Threat Management

Cyber crooks evading advanced bank security to transfer funds

Cyber criminals are using an automated system to silently loot bank accounts without having to be online at the same time, according to a new white paper from Trend Micro.

The new technique, known as automatic transfer system (ATS), is being used in conjunction with popular crimeware kits to create a "man-in-the-browser" attack that can bypass online banking security measures, Trend Micro researchers said in the paper, "Automatic transfer system, a new cyber crime tool," released Monday. Researchers focused on how two well-known crimeware kits, Zeus and SpyEye, used these tools to silently move funds from one account to another -- all while staying under the radar.

Previous versions of banking malware intercepted account credentials using web injects: lines of JavaScript and HTML code that add text fields or a pop-up window on the banking site during a user's banking session. Users would enter additional information in these fields, such as account numbers and passwords, not realizing the bank wasn't the entity asking for that data. With the data harvested, attackers could login separately to steal money from the user's account.

In contrast, malware using ATS was invisible because it didn't need to rely on pop-up windows to intercept user credentials, according to Trend Micro.

"These [ATS] are, however, more damaging in that they no longer require user intervention via inputting information into pop-ups to steal money from victims' bank accounts," the researchers wrote.
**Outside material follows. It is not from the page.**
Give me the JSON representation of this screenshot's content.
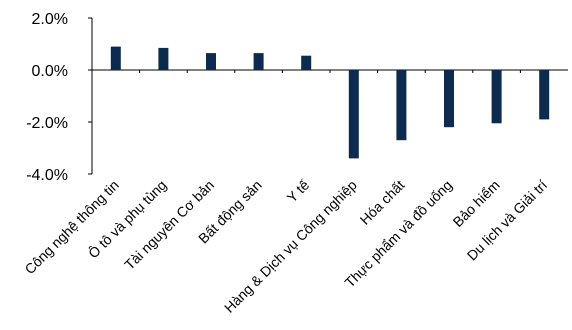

Since banks often block sudden, large transfers, criminals prefer to initiate multiple small transfers. Some Zeus and SpyEye variants can capture one-time passwords generated by the banks, but this method meant criminals had to trigger the transfers within 30 or 60 seconds in order to use that password before it expired. The new tool can automatically check account balances, conduct wire transfers and modify account transactions to hide traces of the tool's presence, making the theft less time-consuming, Trend Micro found. Both Zeus and SpyEye are readily available for sale in the criminal underground, and are easy to customize and extend with new modules.

"The attacks are of particular concern because they circumvent traditional and even enhanced online banking security measures," Tom Kellermann, vice president of cyber security at Trend Micro, said in a news release.

Trend Micro has observed these attacks on a dozen financial institutions in Germany, the U.K. and Italy. European banks have introduced advanced security features to protect online banking accounts, such as two-factor authentication, which makes older phishing methods less effective.

"As a result, cyber criminals had to develop more sophisticated tools that can undermine the stronger security measures implemented by banks in these countries," the researchers wrote.

The researchers spoke with a developer who creates and sells ATS modules for cyber criminals to use in their campaigns and found that most ready-made packages targeted European banks, which are more likely than U.S. banks to have implemented additional security measures.

There isn't any prebuilt ATS code targeting U.S. banks because no one has asked for them yet, the developer told Trend Micro. For the time being, criminals interested in targeting U.S. banks that have deployed more advanced security measures may have to shell out as much as $4,000 for custom ATS code.